The majority finds that the Arbitrator exceeded his authority because, according to the majority: (1) the Arbitrator "did not conclude that the Chief's conduct at the mediation session was part of the stipulated issue"; (2) the stipulated issue "clearly referred to the alleged grabbing of the grievant and the Chief's investigation of that incident"; and (3) the Arbitrator "found violations of the ADR programs requirements . . . to justify his finding of a violation of Appendix F." Majority Opinion at 9. For the reasons that follow, the majority is wrong on all three counts.
First, as quoted above, the Arbitrator did find that the Chief's actions at the mediation session were part of the stipulated issue. In fact, it is difficult to imagine how the Arbitrator could have been any clearer. [n1] I note, in this regard, that the Agency expressly concedes that one of the grievant's claims before the Arbitrator concerned the Chief's actions in the mediation session. See Exceptions at 1.
Second, also as quoted above, the stipulated issue does not refer in any way to the alleged grabbing of the grievant and/or the investigation of that incident. The stipulated issue asks only whether "management violate[d] the terms of Appendix F . . . ." Award at 1. It does not refer to any particular actions that allegedly violated Appendix F.
Third, the Arbitrator found that the Chief violated "not only" the ADR requirements "but also . . . Appendix F[.]" Award at 12-13. The Arbitrator did not state that the violation of Appendix F was based on the violation of the ADR requirements. Even if he had, it would be beside the point because the finding that the Chief violated Appendix F is directly responsive to the stipulated issue. [n2]

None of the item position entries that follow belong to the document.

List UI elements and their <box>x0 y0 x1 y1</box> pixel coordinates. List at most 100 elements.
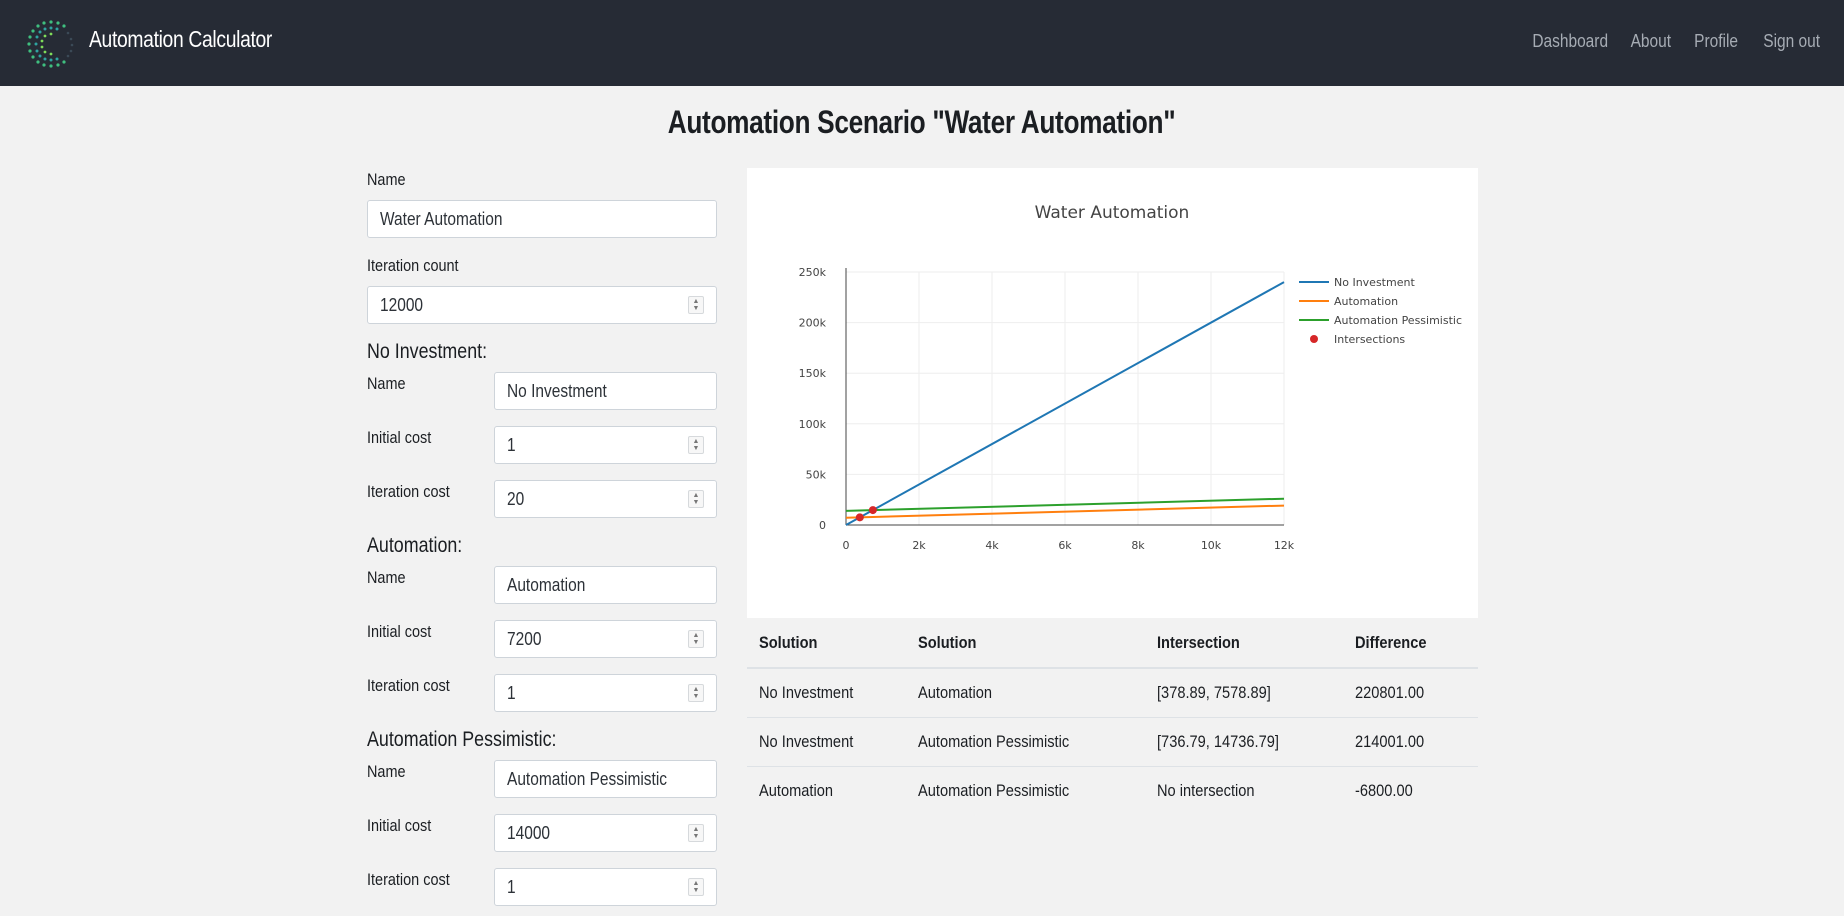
nav-links: Dashboard About Profile Sign out <box>1520 31 1820 52</box>
series-line <box>845 497 1285 512</box>
iteration-cost-value: 1 <box>507 682 516 703</box>
initial-cost-value: 14000 <box>507 822 551 843</box>
initial-cost-label: Initial cost <box>367 816 432 835</box>
header-difference: Difference <box>1355 633 1427 652</box>
solution-name-input[interactable]: Automation <box>494 566 717 604</box>
scenario-name-input[interactable]: Water Automation <box>367 200 717 238</box>
scenario-name-value: Water Automation <box>380 208 503 229</box>
navbar: Automation Calculator Dashboard About Pr… <box>0 0 1844 86</box>
y-tick-label: 50k <box>806 468 827 481</box>
stepper-icon[interactable]: ▲ ▼ <box>688 824 704 842</box>
solution-name-value: Automation <box>507 574 586 595</box>
chart-legend[interactable]: No Investment Automation Automation Pessim… <box>1299 276 1462 346</box>
initial-cost-value: 7200 <box>507 628 542 649</box>
legend-label: No Investment <box>1334 276 1415 289</box>
iteration-cost-value: 20 <box>507 488 525 509</box>
x-tick-label: 8k <box>1131 539 1145 552</box>
x-tick-label: 0 <box>843 539 850 552</box>
iteration-cost-input[interactable]: 1 ▲ ▼ <box>494 674 717 712</box>
legend-label: Intersections <box>1334 333 1405 346</box>
y-tick-label: 250k <box>799 266 827 279</box>
chart-title: Water Automation <box>1035 203 1190 223</box>
iteration-count-input[interactable]: 12000 ▲ ▼ <box>367 286 717 324</box>
stepper-icon[interactable]: ▲ ▼ <box>688 684 704 702</box>
logo-icon[interactable] <box>24 17 78 71</box>
solution-heading: Automation: <box>367 534 463 557</box>
page-title-text: Automation Scenario "Water Automation" <box>668 104 1176 140</box>
intersection-point[interactable] <box>868 506 877 515</box>
y-tick-label: 200k <box>799 317 827 330</box>
solution-heading: No Investment: <box>367 340 488 363</box>
initial-cost-value: 1 <box>507 434 516 455</box>
scenario-name-label: Name <box>367 170 406 189</box>
x-tick-label: 2k <box>912 539 926 552</box>
iteration-cost-input[interactable]: 20 ▲ ▼ <box>494 480 717 518</box>
series-line <box>845 504 1285 519</box>
x-tick-label: 12k <box>1274 539 1295 552</box>
chart-axes: 0 2k 4k 6k 8k 10k 12k 0 50k 100k 150k 200k 250k <box>799 266 1295 552</box>
cell-intersection: [378.89, 7578.89] <box>1157 683 1271 702</box>
chart-markers <box>855 506 877 522</box>
cell-intersection: No intersection <box>1157 781 1255 800</box>
solution-name-value: Automation Pessimistic <box>507 768 668 789</box>
iteration-cost-label: Iteration cost <box>367 482 450 501</box>
page-title: Automation Scenario "Water Automation" <box>0 104 1844 141</box>
x-tick-label: 10k <box>1201 539 1222 552</box>
legend-label: Automation Pessimistic <box>1334 314 1462 327</box>
app-title[interactable]: Automation Calculator <box>89 26 273 52</box>
table-row: Automation Automation Pessimistic No int… <box>747 766 1478 815</box>
initial-cost-label: Initial cost <box>367 622 432 641</box>
iteration-count-label: Iteration count <box>367 256 459 275</box>
y-tick-label: 0 <box>819 519 826 532</box>
initial-cost-input[interactable]: 1 ▲ ▼ <box>494 426 717 464</box>
initial-cost-label: Initial cost <box>367 428 432 447</box>
iteration-count-value: 12000 <box>380 294 424 315</box>
solution-name-label: Name <box>367 374 406 393</box>
nav-dashboard-link[interactable]: Dashboard <box>1532 31 1608 51</box>
table-header-row: Solution Solution Intersection Differenc… <box>747 618 1478 669</box>
iteration-cost-input[interactable]: 1 ▲ ▼ <box>494 868 717 906</box>
chart-card: Water Automation 0 2k 4k 6k 8k 10k 12k 0 50k 100k… <box>747 168 1478 618</box>
cell-intersection: [736.79, 14736.79] <box>1157 732 1279 751</box>
iteration-cost-label: Iteration cost <box>367 870 450 889</box>
y-tick-label: 150k <box>799 367 827 380</box>
header-intersection: Intersection <box>1157 633 1240 652</box>
cell-solution-b: Automation Pessimistic <box>918 781 1070 800</box>
cell-solution-b: Automation Pessimistic <box>918 732 1070 751</box>
x-tick-label: 4k <box>985 539 999 552</box>
cell-difference: -6800.00 <box>1355 781 1413 800</box>
cell-difference: 220801.00 <box>1355 683 1425 702</box>
nav-profile-link[interactable]: Profile <box>1694 31 1738 51</box>
table-row: No Investment Automation Pessimistic [73… <box>747 717 1478 766</box>
stepper-icon[interactable]: ▲ ▼ <box>688 490 704 508</box>
intersection-point[interactable] <box>855 513 864 522</box>
solution-name-label: Name <box>367 568 406 587</box>
solution-name-label: Name <box>367 762 406 781</box>
iteration-cost-label: Iteration cost <box>367 676 450 695</box>
solution-heading: Automation Pessimistic: <box>367 728 557 751</box>
chart-grid <box>846 271 1285 525</box>
cell-solution-a: No Investment <box>759 683 854 702</box>
nav-sign-out-link[interactable]: Sign out <box>1763 31 1820 51</box>
header-solution-b: Solution <box>918 633 977 652</box>
solution-name-input[interactable]: Automation Pessimistic <box>494 760 717 798</box>
header-solution-a: Solution <box>759 633 818 652</box>
iteration-cost-value: 1 <box>507 876 516 897</box>
cost-chart[interactable]: Water Automation 0 2k 4k 6k 8k 10k 12k 0 50k 100k… <box>747 168 1478 618</box>
stepper-icon[interactable]: ▲ ▼ <box>688 436 704 454</box>
initial-cost-input[interactable]: 7200 ▲ ▼ <box>494 620 717 658</box>
cell-solution-a: Automation <box>759 781 833 800</box>
chart-series <box>845 281 1285 526</box>
cell-solution-b: Automation <box>918 683 992 702</box>
solution-name-input[interactable]: No Investment <box>494 372 717 410</box>
stepper-icon[interactable]: ▲ ▼ <box>688 878 704 896</box>
initial-cost-input[interactable]: 14000 ▲ ▼ <box>494 814 717 852</box>
legend-swatch <box>1310 335 1318 343</box>
cell-difference: 214001.00 <box>1355 732 1425 751</box>
series-line <box>845 281 1285 526</box>
legend-label: Automation <box>1334 295 1398 308</box>
stepper-icon[interactable]: ▲ ▼ <box>688 296 704 314</box>
nav-about-link[interactable]: About <box>1630 31 1671 51</box>
stepper-icon[interactable]: ▲ ▼ <box>688 630 704 648</box>
table-row: No Investment Automation [378.89, 7578.8… <box>747 668 1478 717</box>
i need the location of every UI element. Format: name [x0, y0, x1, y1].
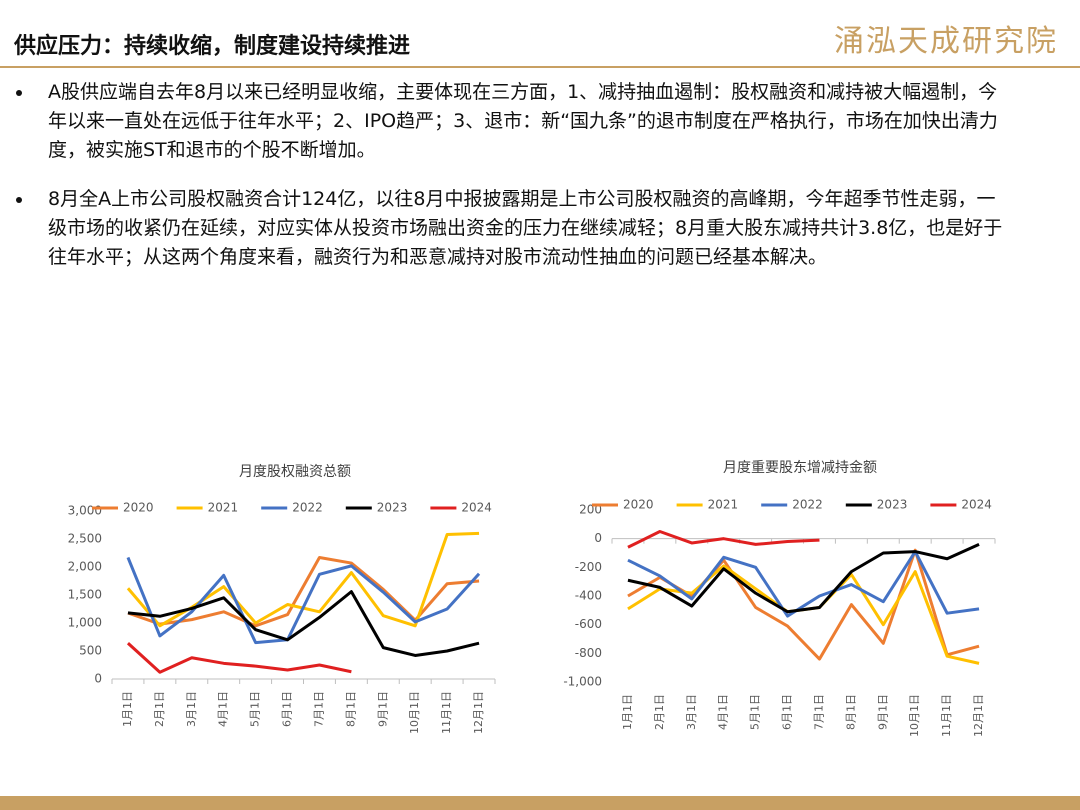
x-tick-label: 7月1日: [312, 691, 325, 727]
footer-band: [0, 796, 1080, 810]
x-tick-label: 1月1日: [121, 691, 134, 727]
x-tick-label: 10月1日: [908, 694, 921, 737]
x-tick-label: 1月1日: [621, 694, 634, 730]
bullet: A股供应端自去年8月以来已经明显收缩，主要体现在三方面，1、减持抽血遏制：股权融…: [14, 78, 1014, 165]
legend-label: 2022: [792, 498, 823, 512]
y-tick-label: -1,000: [563, 675, 602, 689]
series-line: [126, 556, 481, 645]
series-line: [627, 550, 980, 618]
x-tick-label: 4月1日: [717, 694, 730, 730]
x-tick-label: 9月1日: [376, 691, 389, 727]
x-tick-label: 5月1日: [749, 694, 762, 730]
x-tick-label: 8月1日: [844, 694, 857, 730]
x-tick-label: 12月1日: [972, 694, 985, 737]
slide-title: 供应压力：持续收缩，制度建设持续推进: [14, 34, 411, 59]
legend-label: 2020: [623, 498, 654, 512]
y-tick-label: 0: [94, 672, 102, 686]
series-line: [627, 530, 820, 549]
y-tick-label: 500: [79, 644, 102, 658]
x-tick-label: 11月1日: [440, 691, 453, 734]
y-tick-label: 0: [594, 531, 602, 545]
y-tick-label: -200: [575, 560, 602, 574]
legend-label: 2023: [877, 498, 908, 512]
x-tick-label: 6月1日: [781, 694, 794, 730]
chart-title: 月度股权融资总额: [239, 464, 351, 480]
x-tick-label: 5月1日: [249, 691, 262, 727]
x-tick-label: 4月1日: [217, 691, 230, 727]
y-tick-label: 2,500: [68, 532, 102, 546]
legend-label: 2024: [461, 501, 492, 515]
legend-label: 2023: [377, 501, 408, 515]
y-tick-label: -600: [575, 617, 602, 631]
x-tick-label: 6月1日: [281, 691, 294, 727]
x-tick-label: 11月1日: [940, 694, 953, 737]
x-tick-label: 2月1日: [153, 691, 166, 727]
series-line: [126, 642, 352, 674]
series-line: [627, 564, 980, 665]
x-tick-label: 7月1日: [812, 694, 825, 730]
series-line: [127, 590, 480, 657]
y-tick-label: -800: [575, 646, 602, 660]
x-tick-label: 12月1日: [472, 691, 485, 734]
y-tick-label: 2,000: [68, 560, 102, 574]
y-tick-label: 1,000: [68, 616, 102, 630]
legend-label: 2021: [208, 501, 239, 515]
series-line: [627, 543, 980, 614]
y-tick-label: -400: [575, 589, 602, 603]
x-tick-label: 3月1日: [185, 691, 198, 727]
logo: 涌泓天成研究院: [834, 24, 1058, 59]
y-tick-label: 1,500: [68, 588, 102, 602]
legend-label: 2024: [961, 498, 992, 512]
x-tick-label: 9月1日: [876, 694, 889, 730]
legend-label: 2020: [123, 501, 154, 515]
bullet: 8月全A上市公司股权融资合计124亿，以往8月中报披露期是上市公司股权融资的高峰…: [14, 185, 1014, 272]
x-tick-label: 10月1日: [408, 691, 421, 734]
legend-label: 2022: [292, 501, 323, 515]
header-rule: [0, 66, 1080, 68]
bullet-list: A股供应端自去年8月以来已经明显收缩，主要体现在三方面，1、减持抽血遏制：股权融…: [14, 78, 1014, 292]
x-tick-label: 8月1日: [344, 691, 357, 727]
y-tick-label: 3,000: [68, 504, 102, 518]
legend-label: 2021: [708, 498, 739, 512]
x-tick-label: 2月1日: [653, 694, 666, 730]
chart-title: 月度重要股东增减持金额: [723, 460, 877, 476]
x-tick-label: 3月1日: [685, 694, 698, 730]
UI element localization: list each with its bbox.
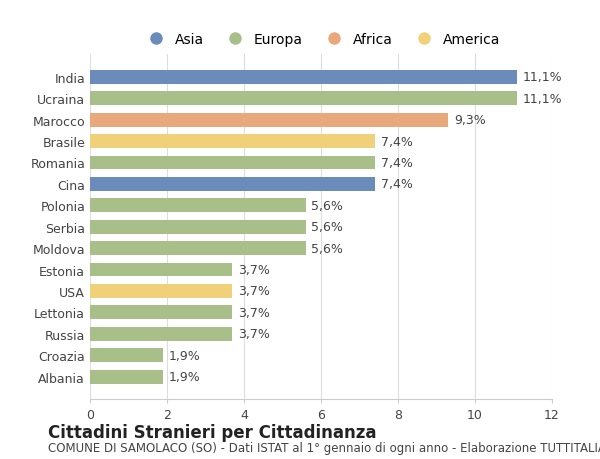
- Bar: [90, 263, 232, 277]
- Text: 3,7%: 3,7%: [238, 306, 270, 319]
- Text: 5,6%: 5,6%: [311, 199, 343, 213]
- Bar: [90, 284, 232, 298]
- Bar: [90, 199, 305, 213]
- Bar: [90, 327, 232, 341]
- Text: 9,3%: 9,3%: [454, 114, 485, 127]
- Text: Cittadini Stranieri per Cittadinanza: Cittadini Stranieri per Cittadinanza: [48, 423, 377, 441]
- Text: COMUNE DI SAMOLACO (SO) - Dati ISTAT al 1° gennaio di ogni anno - Elaborazione T: COMUNE DI SAMOLACO (SO) - Dati ISTAT al …: [48, 442, 600, 454]
- Text: 7,4%: 7,4%: [380, 157, 413, 170]
- Legend: Asia, Europa, Africa, America: Asia, Europa, Africa, America: [136, 28, 506, 53]
- Bar: [90, 348, 163, 362]
- Text: 3,7%: 3,7%: [238, 285, 270, 298]
- Bar: [90, 178, 375, 191]
- Bar: [90, 113, 448, 127]
- Bar: [90, 156, 375, 170]
- Text: 7,4%: 7,4%: [380, 178, 413, 191]
- Bar: [90, 71, 517, 84]
- Text: 11,1%: 11,1%: [523, 93, 563, 106]
- Text: 7,4%: 7,4%: [380, 135, 413, 148]
- Bar: [90, 135, 375, 149]
- Text: 3,7%: 3,7%: [238, 328, 270, 341]
- Text: 11,1%: 11,1%: [523, 71, 563, 84]
- Bar: [90, 370, 163, 384]
- Bar: [90, 306, 232, 319]
- Text: 1,9%: 1,9%: [169, 370, 200, 383]
- Bar: [90, 92, 517, 106]
- Bar: [90, 241, 305, 256]
- Bar: [90, 220, 305, 234]
- Text: 5,6%: 5,6%: [311, 242, 343, 255]
- Text: 1,9%: 1,9%: [169, 349, 200, 362]
- Text: 3,7%: 3,7%: [238, 263, 270, 276]
- Text: 5,6%: 5,6%: [311, 221, 343, 234]
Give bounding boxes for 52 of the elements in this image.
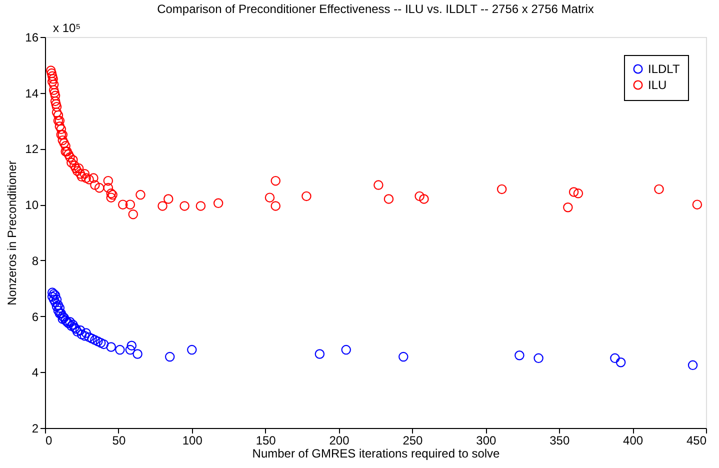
- point: [48, 294, 59, 304]
- point: [106, 342, 116, 352]
- point: [341, 344, 351, 355]
- point: [688, 360, 698, 370]
- y-tick-label: 8: [32, 254, 39, 268]
- point: [98, 339, 109, 350]
- point: [616, 357, 626, 368]
- x-tick-label: 100: [182, 434, 203, 448]
- point: [125, 344, 136, 355]
- y-tick-label: 16: [25, 30, 39, 44]
- point: [115, 344, 125, 355]
- point: [47, 292, 58, 302]
- x-tick-label: 0: [46, 434, 52, 448]
- x-tick-label: 150: [256, 434, 276, 448]
- x-tick-label: 450: [686, 434, 707, 448]
- point: [126, 340, 137, 350]
- point: [187, 344, 197, 355]
- point: [54, 303, 65, 313]
- x-tick-label: 50: [112, 434, 126, 448]
- point: [398, 352, 408, 362]
- y-tick-label: 6: [32, 310, 39, 324]
- x-axis-title: Number of GMRES iterations required to solve: [252, 446, 500, 460]
- chart-title: Comparison of Preconditioner Effectiveness -- ILU vs. ILDLT -- 2756 x 2756 Matrix: [157, 2, 594, 16]
- point: [81, 328, 92, 338]
- point: [76, 330, 87, 340]
- point: [75, 325, 86, 336]
- y-axis-title: Nonzeros in Preconditioner: [5, 160, 20, 306]
- text: x 10⁵: [53, 21, 81, 35]
- point: [96, 338, 106, 348]
- y-tick-label: 10: [25, 198, 39, 212]
- legend-label: ILU: [648, 78, 667, 92]
- point: [164, 352, 175, 362]
- x-tick-label: 350: [550, 434, 570, 448]
- point: [534, 353, 544, 364]
- point: [87, 334, 97, 344]
- y-tick-label: 4: [32, 366, 39, 380]
- point: [132, 349, 142, 359]
- point: [90, 335, 100, 345]
- legend-label: ILDLT: [648, 62, 680, 76]
- y-tick-label: 2: [32, 422, 39, 436]
- y-tick-label: 12: [25, 142, 39, 156]
- point: [314, 349, 325, 359]
- point: [80, 330, 90, 341]
- point: [84, 332, 94, 342]
- x-tick-label: 200: [329, 434, 350, 448]
- point: [610, 353, 620, 364]
- x-tick-label: 400: [623, 434, 644, 448]
- x-tick-label: 300: [476, 434, 496, 448]
- point: [93, 336, 103, 346]
- point: [514, 350, 524, 360]
- y-tick-label: 14: [25, 86, 39, 100]
- x-tick-label: 250: [402, 434, 424, 448]
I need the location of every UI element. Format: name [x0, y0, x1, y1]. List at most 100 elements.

Based on the foregoing, I would find that the Arbitrator did not exceed his authority and, as the Agency's essence exception is based on the same claims, I would deny it as well. See United States Dep't of the Treasury, IRS, 60 FLRA 506, 508 (2004); United States Dep't of Labor, Wash., D.C., 57 FLRA 701, 703 (2002). I would also deny the Agency's remaining exceptions. In this regard, Authority precedent holds that arbitrators do not exceed their authority in ordering that apologies be issued to grievants. See United States Dep't of the Treasury, IRS, Midwest Region, Chicago, Ill., 42 FLRA 1098, 1103-1104 (1991); United States Dep't of Justice, United States Fed. Bureau of Prisons, United States Penitentiary, Lewisburg, Pa., 39 FLRA 1288, 1295-97 (1991). In addition, the award does not affect the Agency's right to discipline under § 7106(a)(2)(A) of the Statute because that right concerns only "employees," which term, as defined in § 7103(a)(2), excludes supervisors. See United States Dep't of the Air Force, Air Force Flight Test Ctr., Edwards AFB, Cal., 48 FLRA 74, 87 (1993).
In sum, I would deny the Agency's exceptions in their entirety.
File 1: Authority's Decision in 60 FLRA No. 147
File 2: Opinion of Member Pope
Footnote # 1 for 60 FLRA No. 147 - Opinion of Member Pope
The majority states that the Arbitrator "found only that the Chief's conduct at the mediation session `arguably' involved" Appendix F. Majority Opinion at 9 (citing Award at 10). This takes one sentence of the award out of context. In fact, the Arbitrator found that the Chief's conduct "at least arguably" involved Appendix F, which is a stronger statement than the majority's selective quotation. It also ignores the full award, which leaves no doubt that the Arbitrator found the conduct at the mediation session properly before him.